The accounting wheels 42 of the descending register 40 have slots 44 therein that will be in alignment when the user has used the value purchased and zero amount appears in the window 16. A pivot 46 is located in the housing 12 and has a pivot arm 48 pivotally supported thereon. A spring 50 urges the pivot arm 48 in a counter clockwise direction relative to the pivot 46. The end of the pivot arm 48 adjacent the descending register 40 has a latch 52 thereon that is adapted to be received within the slots 44 of the accounting wheels 42 when the value wheels register a zero value. It will be appreciated that the latch 52 must engage all slots 44 simultaneously before the spring 50 can pivot the pivot arm 48. On the opposite end of the pivot arm 48 is a pair of fingers 54 that will be moved into the slot 15 upon the pivot arm 48 rotating about the pivot 46 when the descending register 40 reaches a zero value. Each finger 54 has a recess 53 therein that is adapted to receive a spring loaded latch 55 to secure the fingers after they have been driven into the slot 15 by the arm 48. In this way no further imprint can be obtained from the device.
With reference now to FIG. 3, a single value postage dispensing apparatus 10 is shown in electronic form. The housing supports a central processing unit (CPU) 60 that communicates with the actuator 36 and a sensor 64 that are located within the slot 15. A motor 66 is in communication with the CPU 60 and the platen 19, which in this case would be a movable platen, whereby upon the sensor sensing the presence of an envelope 37 in the slot 15, the motor 66 will be actuated to drive the platen 19 into engagement with the printheads 20, 22, 31. Upon the platen 19 being driven into engagement with the printheads 20, 22, the CPU will cause the descending register 40 to decrement one unit. When the descending register reaches a zero value, the CPU will disable the entire electronic mechanism of the meter so that no further printing can take place. The CPU can be in communication with the finger 54 to cause it to drop into the slot 15, or it could release a fluid substance so that the self inking printhead 20 would be unable to print anything any further. The electronic embodiment is shown including an ascending register 68 as well as the descending register 40, both of which are in communication with the CPU 60.

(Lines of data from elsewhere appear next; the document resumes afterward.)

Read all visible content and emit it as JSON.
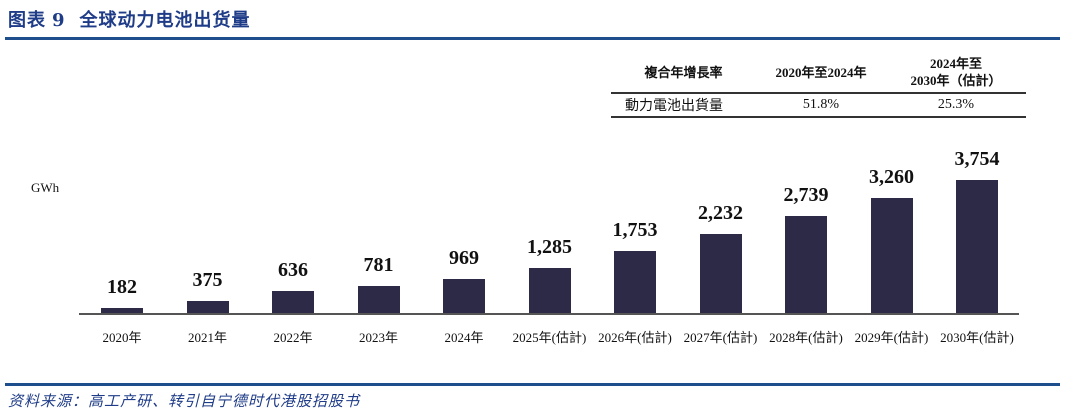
{
  "header": {
    "figure_label": "图表",
    "figure_number": "9",
    "title": "全球动力电池出货量"
  },
  "cagr_table": {
    "headers": [
      "複合年增長率",
      "2020年至2024年",
      "2024年至",
      "2030年（估計）"
    ],
    "row": {
      "label": "動力電池出貨量",
      "cagr_2020_2024": "51.8%",
      "cagr_2024_2030": "25.3%"
    }
  },
  "source": "资料来源：高工产研、转引自宁德时代港股招股书",
  "chart_data": {
    "type": "bar",
    "title": "全球动力电池出货量",
    "xlabel": "",
    "ylabel": "GWh",
    "categories": [
      "2020年",
      "2021年",
      "2022年",
      "2023年",
      "2024年",
      "2025年(估計)",
      "2026年(估計)",
      "2027年(估計)",
      "2028年(估計)",
      "2029年(估計)",
      "2030年(估計)"
    ],
    "values": [
      182,
      375,
      636,
      781,
      969,
      1285,
      1753,
      2232,
      2739,
      3260,
      3754
    ],
    "value_labels": [
      "182",
      "375",
      "636",
      "781",
      "969",
      "1,285",
      "1,753",
      "2,232",
      "2,739",
      "3,260",
      "3,754"
    ],
    "ylim": [
      0,
      3754
    ],
    "grid": false,
    "bar_color": "#2c2a47",
    "annotations": {
      "cagr_2020_2024": "51.8%",
      "cagr_2024_2030": "25.3%"
    }
  }
}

An important feature of the invention is that the descending register 40 only increments one unit at a time, each unit representing an event of printing. Each unit represents a first class impression having been printed for a one ounce mail piece 37. Thus the descending register 40 could be adjusted to allow 200 imprints and the user would be required to pay $58.00 for the printing of two hundred 29¢ impressions. Because only numbered events are recorded, a rather low cost counting device can be provided. Also, since there is only one value being printed, there is no need for adjustment of print wheels for different values and there is no need for providing correlation between the printwheels and the descending register to properly record the amount of postage being printed. It will be appreciated that only a descending register has been shown in FIGS. 1 & 2 as that is only what is required for this apparatus, but an ascending register can also be provided as shown in FIG. 3.
Thus what has been shown and described is a low cost "throw away" postage value device that is able to print and account for single value postage.
The above embodiments have been given by way of illustration only, and other embodiments of the instant invention will be apparent to those skilled in the art from consideration of the detailed description. Accordingly, limitations on the instant invention are to be found only in the claims.